When I first approached CLARISSA as a graduate student at Princeton, I had already savored fantastic courses in medieval literature that stressed the surprising coherence of "ideology" over centures of Biblical commentary on record in the PATROLOGIA. Coming from that theological source, I felt then, and still feel now, that Richardson was perfectly orthodox and sincere in believing that a GOOD DEATHBED was almost undeniable proof that the soul did go off to better place. In other words, R did not bother to suggest that Lovelace would follow Don Juan to hell. We can use our imaginations. But at least this relentlessly "perfectionist" follower of Thomas a Kempis, et al. on the imitation of Christ, had plenty of textual justification for feeling confident that she was on course. No, Richardson should be commended for not interfering unnecessarily with the details of religious belief. Like Jane Austen many years later, he seemed to anticipate that the less said, the better, about such matters as religious doctrine and belief.

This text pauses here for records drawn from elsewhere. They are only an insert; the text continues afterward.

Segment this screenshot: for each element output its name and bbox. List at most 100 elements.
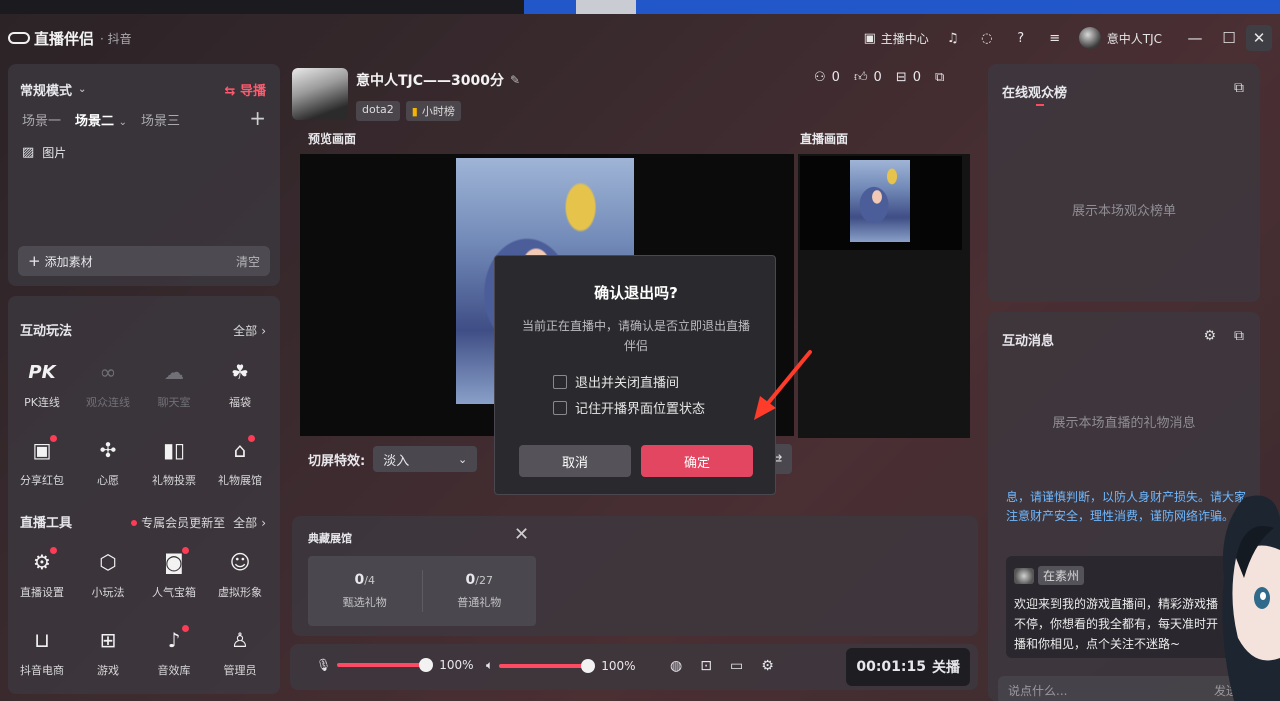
collection-title: 典藏展馆: [308, 532, 352, 545]
live-tools-row-2: ⊔ 抖音电商 ⊞ 游戏 ♪ 音效库 ♙ 管理员: [8, 625, 280, 678]
tool-label: 虚拟形象: [218, 586, 262, 599]
slider-knob[interactable]: [581, 658, 596, 673]
audience-empty: 展示本场观众榜单: [1071, 204, 1176, 219]
source-item-image[interactable]: ▨ 图片: [22, 144, 66, 161]
tool-virtual-avatar[interactable]: ☺ 虚拟形象: [208, 548, 272, 600]
rank-tag-label: 小时榜: [421, 105, 455, 118]
close-button[interactable]: ✕: [1246, 25, 1272, 51]
screen-capture-icon[interactable]: ⊡: [700, 658, 712, 674]
mic-volume-slider[interactable]: [337, 658, 434, 672]
audience-link-icon: ∞: [99, 360, 117, 384]
swap-icon: ⇆: [224, 84, 236, 99]
interactive-all-link[interactable]: 全部 ›: [233, 322, 266, 339]
speaker-icon[interactable]: 🔈︎: [486, 658, 493, 673]
rank-tag[interactable]: ▮ 小时榜: [405, 101, 461, 121]
clear-button[interactable]: 清空: [236, 253, 260, 270]
tool-lucky-bag[interactable]: ☘ 福袋: [208, 358, 272, 410]
interactive-all-label: 全部: [233, 324, 258, 338]
slider-knob[interactable]: [419, 658, 434, 672]
microphone-icon[interactable]: 🎙︎: [316, 658, 331, 672]
tool-audience-link[interactable]: ∞ 观众连线: [76, 358, 140, 410]
add-material-button[interactable]: + 添加素材: [28, 252, 93, 270]
tab-scene-2-label: 场景二: [75, 114, 115, 129]
image-icon: ▨: [22, 145, 35, 160]
speaker-volume-slider[interactable]: [499, 658, 596, 673]
live-timer-button[interactable]: 00:01:15 关播: [846, 648, 970, 686]
normal-gifts[interactable]: 0/27 普通礼物: [423, 556, 537, 626]
option-remember-layout[interactable]: 记住开播界面位置状态: [553, 398, 705, 417]
edit-icon[interactable]: ✎: [510, 73, 520, 87]
tab-scene-3[interactable]: 场景三: [141, 110, 180, 129]
tool-gift-gallery[interactable]: ⌂ 礼物展馆: [208, 435, 272, 488]
maximize-button[interactable]: ☐: [1212, 20, 1246, 56]
transition-effect-value: 淡入: [383, 453, 410, 469]
tab-scene-1[interactable]: 场景一: [22, 110, 61, 129]
tool-chatroom[interactable]: ☁ 聊天室: [142, 358, 206, 410]
normal-gifts-label: 普通礼物: [457, 596, 502, 609]
close-icon[interactable]: ✕: [514, 524, 529, 545]
cancel-button[interactable]: 取消: [519, 445, 631, 477]
share-icon[interactable]: ⧉: [935, 70, 944, 85]
tool-admin[interactable]: ♙ 管理员: [208, 626, 272, 678]
member-update-notice: 专属会员更新至: [141, 516, 226, 530]
beauty-icon[interactable]: ◍: [670, 658, 682, 674]
checkbox[interactable]: [553, 374, 567, 389]
tab-scene-2[interactable]: 场景二 ⌄: [75, 110, 127, 129]
menu-icon[interactable]: ≡: [1047, 30, 1063, 46]
settings-icon[interactable]: ⚙: [1203, 328, 1216, 344]
add-material-bar: + 添加素材 清空: [18, 246, 270, 276]
rank-bars-icon: ▮: [411, 105, 418, 118]
tool-red-packet[interactable]: ▣ 分享红包: [10, 435, 74, 488]
transition-effect-select[interactable]: 淡入 ⌄: [373, 446, 478, 472]
chat-input[interactable]: 说点什么... 发送: [998, 676, 1248, 701]
selected-gifts[interactable]: 0/4 甄选礼物: [308, 556, 422, 626]
speaker-control: 🔈︎ 100%: [486, 658, 636, 673]
tool-shop[interactable]: ⊔ 抖音电商: [10, 626, 74, 678]
host-avatar[interactable]: [292, 68, 348, 120]
notification-dot: [50, 435, 57, 442]
viewers-count: 0: [831, 70, 840, 85]
live-tools-header-right: 专属会员更新至 全部 ›: [131, 514, 266, 531]
tool-pk[interactable]: PK PK连线: [10, 358, 74, 410]
tool-game[interactable]: ⊞ 游戏: [76, 626, 140, 678]
minimize-button[interactable]: —: [1178, 20, 1212, 56]
tool-treasure-box[interactable]: ◙ 人气宝箱: [142, 547, 206, 600]
message-icon[interactable]: ◌: [979, 30, 995, 46]
add-scene-button[interactable]: +: [249, 106, 266, 130]
tool-label: 抖音电商: [20, 664, 64, 677]
mode-selector[interactable]: 常规模式 ⌄: [20, 80, 86, 99]
gift-vote-icon: ▮▯: [162, 438, 185, 462]
messages-title: 互动消息: [1002, 334, 1055, 349]
live-settings-icon: ⚙: [28, 547, 57, 576]
tool-label: PK连线: [24, 396, 60, 409]
settings-icon[interactable]: ⚙: [761, 658, 774, 674]
thumbs-up-icon: 👍︎: [853, 70, 868, 85]
tool-wish[interactable]: ✣ 心愿: [76, 436, 140, 488]
game-tag[interactable]: dota2: [356, 101, 400, 121]
popout-icon[interactable]: ⧉: [1234, 328, 1244, 344]
guide-button[interactable]: ⇆ 导播: [225, 80, 266, 99]
live-label: 直播画面: [800, 132, 849, 146]
confirm-button[interactable]: 确定: [641, 445, 753, 477]
chat-user[interactable]: 在素州: [1014, 566, 1085, 585]
gifts-stat: ⊟ 0: [896, 70, 921, 85]
tool-mini-game[interactable]: ⬡ 小玩法: [76, 548, 140, 600]
help-icon[interactable]: ?: [1013, 30, 1029, 46]
camera-icon[interactable]: ▭: [730, 658, 743, 674]
tool-gift-vote[interactable]: ▮▯ 礼物投票: [142, 436, 206, 488]
treasure-box-icon: ◙: [160, 547, 189, 576]
tool-sound-effects[interactable]: ♪ 音效库: [142, 625, 206, 678]
gamepad-icon: ⊞: [99, 628, 117, 652]
dialog-title: 确认退出吗?: [594, 284, 678, 302]
tool-live-settings[interactable]: ⚙ 直播设置: [10, 547, 74, 600]
headset-icon[interactable]: ♫: [945, 30, 961, 46]
user-profile[interactable]: 意中人TJC: [1078, 27, 1162, 49]
option-close-room[interactable]: 退出并关闭直播间: [553, 372, 679, 391]
logo-icon: [8, 32, 30, 44]
checkbox[interactable]: [553, 400, 567, 415]
creator-center-button[interactable]: ▣ 主播中心: [862, 30, 929, 47]
popout-icon[interactable]: ⧉: [1234, 80, 1244, 96]
admin-icon: ♙: [231, 628, 249, 652]
live-tools-all-link[interactable]: 全部: [233, 514, 257, 531]
audience-panel: 在线观众榜 ⧉ 展示本场观众榜单: [988, 64, 1260, 302]
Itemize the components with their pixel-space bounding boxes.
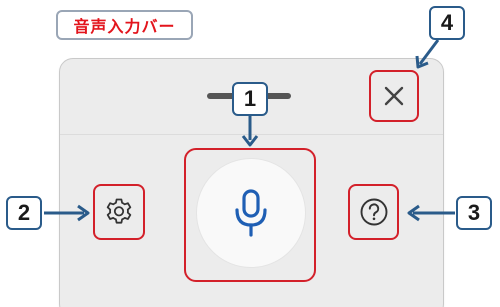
callout-4: 4 xyxy=(429,6,465,40)
arrow-4-icon xyxy=(415,39,440,69)
callout-3: 3 xyxy=(456,196,492,230)
highlight-close xyxy=(369,70,419,122)
highlight-microphone xyxy=(184,148,316,282)
callout-2: 2 xyxy=(6,196,42,230)
highlight-settings xyxy=(93,184,145,240)
title-label: 音声入力バー xyxy=(56,10,193,40)
arrow-3-icon xyxy=(407,204,455,222)
callout-1: 1 xyxy=(232,82,268,116)
arrow-2-icon xyxy=(44,204,90,222)
highlight-help xyxy=(348,184,399,240)
arrow-1-icon xyxy=(241,116,259,147)
annotated-screenshot: 音声入力バー 1 2 3 4 xyxy=(0,0,500,307)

Did I say anything new? I completely agree with Ellen and Caroline, in any case. About that final celebration, instead of trying to tease out autobiographical accounts of what reading CLARISSA according to the present calendar has done for individual readers, maybe a less ambitious question might be narrowed to the matter of what moments in all this year's movement through the seasons made the most impact on our experience of the novel. I'm not sure that I can answer this question myself. But I felt it was worth asking anyway.